In a near-infrared shielding material fine particle dispersion in which near-infrared shielding material fine particles are dispersed in a medium,
The near-infrared shielding material fine particles have a general formula LixMyWOz (where M is one or more elements selected from Cs, Rb, K, Na, Ba, Ca, Sr, Mg, W is tungsten, O contains oxygen, 0.1 ≦ x <1.0, 0.1 ≦ y ≦ 0.5, 2.2 ≦ z ≦ 3.0), and composite tungsten oxide fine particles B represented by
The fine particles of the composite tungsten oxide B are fine particles having a hexagonal crystal structure;
The near-infrared shielding material fine particle dispersion, wherein the near-infrared shielding material fine particles have a particle diameter of 1 nm to 500 nm. In a near-infrared shielding material fine particle dispersion in which near-infrared shielding material fine particles are dispersed in a medium,
The near-infrared shielding material fine particles have a general formula MyWOz (where M is one or more elements selected from Cs, Rb, K, Na, Ba, Ca, Sr, Mg, W is tungsten, O represents oxygen, 0.1 ≦ y ≦ 0.5, 2.2 ≦ z ≦ 3.0), a mixture of a compound tungsten oxide A represented by lithium and a compound containing lithium in the atmosphere or an inert gas After calcination in an atmosphere, heat treatment is performed in a reducing gas atmosphere or a mixed atmosphere of a reducing gas and an inert gas. General formula LixMyWOz (where M is Cs, Rb, K, Na , Ba, Ca, Sr, and Mg, one or more elements selected from W, tungsten is tungsten, O is oxygen, 0.1 ≦ x <1.0, 0.1 ≦ y ≦ 0.5, 2 ≦ z ≦ 3.0) composite tungsten oxide fine particles And it is,
The near-infrared shielding material fine particle dispersion according to claim 1, wherein the near-infrared shielding material fine particles have a particle diameter of 1 nm to 500 nm.   The near-infrared shielding material fine particle dispersion according to claim 2, wherein the compound having a lithium element is lithium carbonate.   The near-infrared shielding material fine particle dispersion according to any one of claims 1 to 3, wherein the medium is resin or glass.   The resin is polyethylene resin, polyvinyl chloride resin, polyvinylidene chloride resin, polyvinyl alcohol resin, polystyrene resin, polypropylene resin, ethylene vinyl acetate copolymer, polyester resin, polyethylene terephthalate resin, fluorine resin, polycarbonate resin. The near-infrared shielding material fine particle dispersion according to claim 4, wherein the near-infrared shielding material fine particle dispersion is one or more of a sulfonate resin, an acrylic resin, and a polyvinyl butyral resin.   The near-infrared shielding material according to claim 1, wherein the near-infrared shielding material fine particle dispersion is formed into a plate shape or a film shape.
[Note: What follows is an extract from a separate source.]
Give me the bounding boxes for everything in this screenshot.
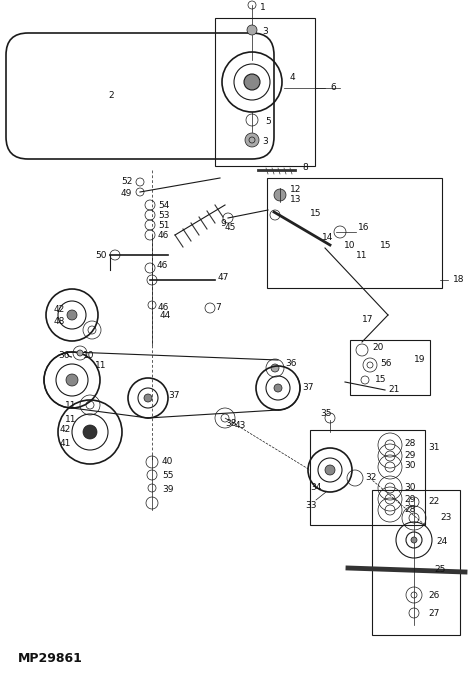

In the method for producing a near-infrared shielding material fine particle dispersion in which near-infrared shielding material fine particles are dispersed in a medium,
The near-infrared shielding material fine particles have a general formula MyWOz (where M is one or more elements selected from Cs, Rb, K, Na, Ba, Ca, Sr, Mg, W is tungsten, O is oxygen, 0.1 ≤ y ≤ 0.5, 2.2 ≤ z ≤ 3.0) as a raw material, fine particles of composite tungsten oxide A, and the general formula LixMyWOz (where M is M is one or more elements selected from Cs, Rb, K, Na, Ba, Ca, Sr, and Mg, W is tungsten, O is oxygen, 0.1 ≦ x <1.0, 0.1 ≦ y ≦ 0.5, 2.2 ≦ z ≦ 3.0) A mixture obtained by adding a lithium-containing compound to the raw material so as to have a composition expressed as ≦ y ≦ 0.5, in air or in an inert gas atmosphere After firing in a reducing gas atmosphere or a mixed atmosphere of reducing gas and inert gas. And it can be obtained by heat treatment in mind,
A method for producing a near-infrared shielding material fine particle dispersion, wherein the near-infrared shielding fine material particles are dispersed in a medium.   The method for producing a near-infrared shielding material fine particle dispersion according to claim 7, wherein the compound having a lithium element is lithium carbonate.